The BLM land represents Potmin’s next drilling phase and it will concern a 30 square mile (75 km. sq.) block of federal land. To this effect, the aforementioned public consultation period was encouraging results. Potmin advised that environmental groups presented seven comments from government agencies and from public and environmental groups. Significantly, during previous hearings, local Native American groups presented no comments or objections, easing the process. The fact that there are no wetlands, endangered species, critical vegetation, neighbors, archeological sites will ease the environmental evaluation process, enabling drilling.

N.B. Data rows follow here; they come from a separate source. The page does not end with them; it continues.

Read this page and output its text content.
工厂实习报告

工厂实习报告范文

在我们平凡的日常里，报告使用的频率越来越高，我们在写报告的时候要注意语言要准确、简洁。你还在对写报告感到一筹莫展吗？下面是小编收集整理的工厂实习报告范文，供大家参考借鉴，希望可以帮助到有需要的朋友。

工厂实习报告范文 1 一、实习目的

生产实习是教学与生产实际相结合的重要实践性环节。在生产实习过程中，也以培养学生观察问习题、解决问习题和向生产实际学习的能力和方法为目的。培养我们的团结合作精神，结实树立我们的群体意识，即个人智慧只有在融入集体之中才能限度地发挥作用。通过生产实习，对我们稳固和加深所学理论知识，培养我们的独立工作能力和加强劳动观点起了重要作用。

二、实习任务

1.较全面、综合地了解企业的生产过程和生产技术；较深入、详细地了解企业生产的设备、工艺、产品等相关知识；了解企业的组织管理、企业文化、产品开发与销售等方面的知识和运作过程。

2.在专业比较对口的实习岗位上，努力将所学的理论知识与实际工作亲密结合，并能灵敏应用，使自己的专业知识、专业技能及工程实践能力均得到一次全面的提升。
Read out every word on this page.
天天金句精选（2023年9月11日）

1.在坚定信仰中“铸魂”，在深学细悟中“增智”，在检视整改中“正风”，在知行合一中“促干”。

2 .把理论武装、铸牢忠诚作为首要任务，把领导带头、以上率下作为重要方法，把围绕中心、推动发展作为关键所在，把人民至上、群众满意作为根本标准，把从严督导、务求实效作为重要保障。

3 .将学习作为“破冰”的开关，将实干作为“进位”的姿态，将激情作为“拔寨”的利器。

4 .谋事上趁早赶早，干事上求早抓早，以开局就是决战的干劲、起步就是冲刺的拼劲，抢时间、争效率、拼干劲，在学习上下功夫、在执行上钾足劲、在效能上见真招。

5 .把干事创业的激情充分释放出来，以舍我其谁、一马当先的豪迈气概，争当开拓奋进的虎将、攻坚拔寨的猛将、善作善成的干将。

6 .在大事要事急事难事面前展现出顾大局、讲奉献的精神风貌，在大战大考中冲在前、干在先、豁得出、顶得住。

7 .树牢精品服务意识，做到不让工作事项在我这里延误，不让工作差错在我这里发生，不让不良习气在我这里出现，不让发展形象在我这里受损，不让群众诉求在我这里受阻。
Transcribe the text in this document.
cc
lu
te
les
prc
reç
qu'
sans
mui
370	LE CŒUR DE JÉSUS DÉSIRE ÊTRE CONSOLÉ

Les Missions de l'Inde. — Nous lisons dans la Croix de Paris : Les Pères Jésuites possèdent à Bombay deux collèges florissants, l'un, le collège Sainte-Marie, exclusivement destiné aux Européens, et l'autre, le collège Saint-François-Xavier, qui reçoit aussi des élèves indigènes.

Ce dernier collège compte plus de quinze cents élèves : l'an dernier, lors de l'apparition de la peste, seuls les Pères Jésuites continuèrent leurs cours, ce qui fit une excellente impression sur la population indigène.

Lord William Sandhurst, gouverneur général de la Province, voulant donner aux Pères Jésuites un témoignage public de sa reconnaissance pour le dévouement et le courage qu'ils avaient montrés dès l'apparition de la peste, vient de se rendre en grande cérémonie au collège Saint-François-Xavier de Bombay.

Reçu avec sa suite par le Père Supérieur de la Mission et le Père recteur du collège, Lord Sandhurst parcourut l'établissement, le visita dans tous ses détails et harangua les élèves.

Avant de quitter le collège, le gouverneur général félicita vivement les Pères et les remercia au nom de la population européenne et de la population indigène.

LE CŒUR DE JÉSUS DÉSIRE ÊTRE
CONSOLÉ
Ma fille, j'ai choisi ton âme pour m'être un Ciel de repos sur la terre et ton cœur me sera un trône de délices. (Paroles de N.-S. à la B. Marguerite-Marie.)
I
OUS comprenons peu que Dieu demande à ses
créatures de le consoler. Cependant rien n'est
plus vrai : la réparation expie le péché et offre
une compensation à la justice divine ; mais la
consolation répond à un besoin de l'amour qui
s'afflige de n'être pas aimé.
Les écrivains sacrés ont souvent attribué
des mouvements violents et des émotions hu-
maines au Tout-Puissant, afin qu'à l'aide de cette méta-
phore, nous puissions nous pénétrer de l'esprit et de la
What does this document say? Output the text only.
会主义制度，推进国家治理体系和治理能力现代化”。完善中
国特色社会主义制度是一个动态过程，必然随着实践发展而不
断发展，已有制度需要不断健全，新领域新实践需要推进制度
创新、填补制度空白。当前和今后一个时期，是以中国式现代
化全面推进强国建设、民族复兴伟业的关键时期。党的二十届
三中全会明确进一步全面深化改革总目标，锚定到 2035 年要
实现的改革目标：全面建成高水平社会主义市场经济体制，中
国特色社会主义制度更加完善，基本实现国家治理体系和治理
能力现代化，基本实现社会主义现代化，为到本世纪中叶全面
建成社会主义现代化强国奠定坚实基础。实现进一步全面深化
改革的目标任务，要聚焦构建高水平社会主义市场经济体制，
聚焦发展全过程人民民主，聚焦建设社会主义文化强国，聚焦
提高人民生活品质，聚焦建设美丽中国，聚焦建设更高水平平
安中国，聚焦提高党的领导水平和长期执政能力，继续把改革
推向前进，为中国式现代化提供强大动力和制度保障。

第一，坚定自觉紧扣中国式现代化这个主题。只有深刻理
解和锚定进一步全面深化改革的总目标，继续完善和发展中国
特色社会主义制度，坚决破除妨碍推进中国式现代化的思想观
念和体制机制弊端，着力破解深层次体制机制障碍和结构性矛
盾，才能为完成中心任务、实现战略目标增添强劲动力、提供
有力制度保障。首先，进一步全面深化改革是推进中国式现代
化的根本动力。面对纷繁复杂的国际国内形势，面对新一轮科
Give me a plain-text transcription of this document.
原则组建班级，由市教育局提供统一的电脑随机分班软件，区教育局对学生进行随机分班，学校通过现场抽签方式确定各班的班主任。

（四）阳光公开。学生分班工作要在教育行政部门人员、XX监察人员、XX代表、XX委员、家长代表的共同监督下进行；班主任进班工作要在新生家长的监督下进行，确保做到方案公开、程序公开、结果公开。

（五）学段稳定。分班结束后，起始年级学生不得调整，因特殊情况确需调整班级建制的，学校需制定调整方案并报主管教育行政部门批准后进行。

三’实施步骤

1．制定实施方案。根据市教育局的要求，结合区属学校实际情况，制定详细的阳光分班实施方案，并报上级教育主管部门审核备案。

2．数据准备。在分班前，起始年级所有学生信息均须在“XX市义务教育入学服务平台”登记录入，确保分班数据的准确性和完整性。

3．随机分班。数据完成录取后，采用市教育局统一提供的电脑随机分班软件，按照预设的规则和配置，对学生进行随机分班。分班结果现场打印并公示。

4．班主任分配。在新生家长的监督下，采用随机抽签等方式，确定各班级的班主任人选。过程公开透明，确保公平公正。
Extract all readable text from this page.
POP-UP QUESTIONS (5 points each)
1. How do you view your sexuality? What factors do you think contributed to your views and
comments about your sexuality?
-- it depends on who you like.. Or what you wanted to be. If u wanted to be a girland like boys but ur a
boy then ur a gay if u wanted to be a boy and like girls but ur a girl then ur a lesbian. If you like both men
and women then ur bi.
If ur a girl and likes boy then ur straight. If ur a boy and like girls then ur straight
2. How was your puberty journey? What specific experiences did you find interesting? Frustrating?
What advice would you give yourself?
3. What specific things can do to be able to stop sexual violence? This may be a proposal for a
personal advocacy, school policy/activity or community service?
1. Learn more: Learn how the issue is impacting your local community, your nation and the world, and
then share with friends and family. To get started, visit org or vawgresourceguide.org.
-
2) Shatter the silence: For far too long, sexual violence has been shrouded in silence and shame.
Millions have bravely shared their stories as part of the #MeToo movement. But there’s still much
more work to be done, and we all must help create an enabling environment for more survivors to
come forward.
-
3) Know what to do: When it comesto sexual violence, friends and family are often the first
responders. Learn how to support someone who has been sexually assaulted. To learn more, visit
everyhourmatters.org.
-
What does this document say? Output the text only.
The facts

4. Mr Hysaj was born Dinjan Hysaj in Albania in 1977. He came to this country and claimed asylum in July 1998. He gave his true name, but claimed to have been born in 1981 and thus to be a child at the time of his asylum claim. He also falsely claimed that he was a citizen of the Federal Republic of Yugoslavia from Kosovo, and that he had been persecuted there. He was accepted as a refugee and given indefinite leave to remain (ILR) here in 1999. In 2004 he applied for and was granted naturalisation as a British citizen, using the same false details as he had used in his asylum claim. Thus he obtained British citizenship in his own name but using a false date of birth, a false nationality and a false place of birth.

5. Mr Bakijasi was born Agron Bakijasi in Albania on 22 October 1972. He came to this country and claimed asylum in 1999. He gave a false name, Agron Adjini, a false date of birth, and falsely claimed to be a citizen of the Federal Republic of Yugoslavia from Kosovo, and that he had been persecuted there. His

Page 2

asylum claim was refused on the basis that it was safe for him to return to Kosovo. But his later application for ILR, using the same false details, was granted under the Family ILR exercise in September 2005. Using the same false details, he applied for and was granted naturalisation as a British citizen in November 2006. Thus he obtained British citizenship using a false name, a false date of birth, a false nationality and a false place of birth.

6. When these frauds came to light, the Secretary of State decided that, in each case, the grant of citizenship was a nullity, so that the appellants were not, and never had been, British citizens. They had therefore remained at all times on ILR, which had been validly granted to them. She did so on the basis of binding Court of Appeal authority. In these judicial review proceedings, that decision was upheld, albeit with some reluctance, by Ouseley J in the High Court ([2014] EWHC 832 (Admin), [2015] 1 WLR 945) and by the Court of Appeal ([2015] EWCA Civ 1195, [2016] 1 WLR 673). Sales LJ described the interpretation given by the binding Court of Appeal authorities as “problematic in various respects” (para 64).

Upon receiving the BLM permits, Potmin plans to drill four exploration holes in the 91,000 acre BLM zone. Potmin and its environmental consultant, Kleinfelder will now have to review the comments and make relevant changes – should any be required – to the October 25, BLM Environmental Assessment. So far, Potmin has received strong support from the State and the Company will be able to rely on good infrastructure to support its operations, including paved roads, railways as well as the necessary construction materials, mining services, industrial equipment and an experienced labor force. Potmin projects a production of some two million tons/year of high grade potash for a period ranging from 25 to 50 years. The receipt of rights has been an admittedly slow process according to Potmin’s management.
The Company expects to find high grades of sylvinite in this area and after the initial exploration drilling, based on the results it will determine whether or not to proceed with a request for a preference lease from the government. Potmin believes the investment and time are worth the effort, given its confidence in the value of the resource and its potential. While, there are large potash producers in the United States, Potmin notes that more than three quarters of the total potash used in the United States is imported from Canada, which means that its planned 2.5 million tons/year production would still only partially address US demand. The Potmin property is ideal for solution mining, whereby hot water is pumped in the ground to push up brine containing potash and NaCl (table salt), which is then separated through a process of heating, centrifuging and crystallizing, which also removes the water and recycles it with salt that is pushed back in the hole. Some of the salt can also be sold. Potmin says that this allows for a continuous process of ‘mine closure’, because the salt is recycled back the soil during the production phase itself, filling in the well.
The area targeted by PotMin was previously explored for oil and gas deposits and features 38 historic oil & gas drill holes. The current resource estimates are based exclusively on the state lease lands; additional resources will only be included upon PotMin secures a Federal prospecting permit. That said the preliminary results have been favorable with the presence of potassium chloride mineralization (KCl) of between 23.7% and 25.3 %, indicating a strong potential for the presence of mineable sylvinite. Some areas also featured carnalite (KMgCl3·6(H2O)), which can be used to produce potash through an evaporation process in order to remove the magnesium chloride. Potmin has already identified the crucial water source, which is at the heart of the solution mining technique; the fact that it is non-potable water, from an on-site source, should also ease environmental and community concerns. Potmin has a unique combination of a massive potash resource coupled with onsite water, gas, electric and transportation to nearby U.S. markets.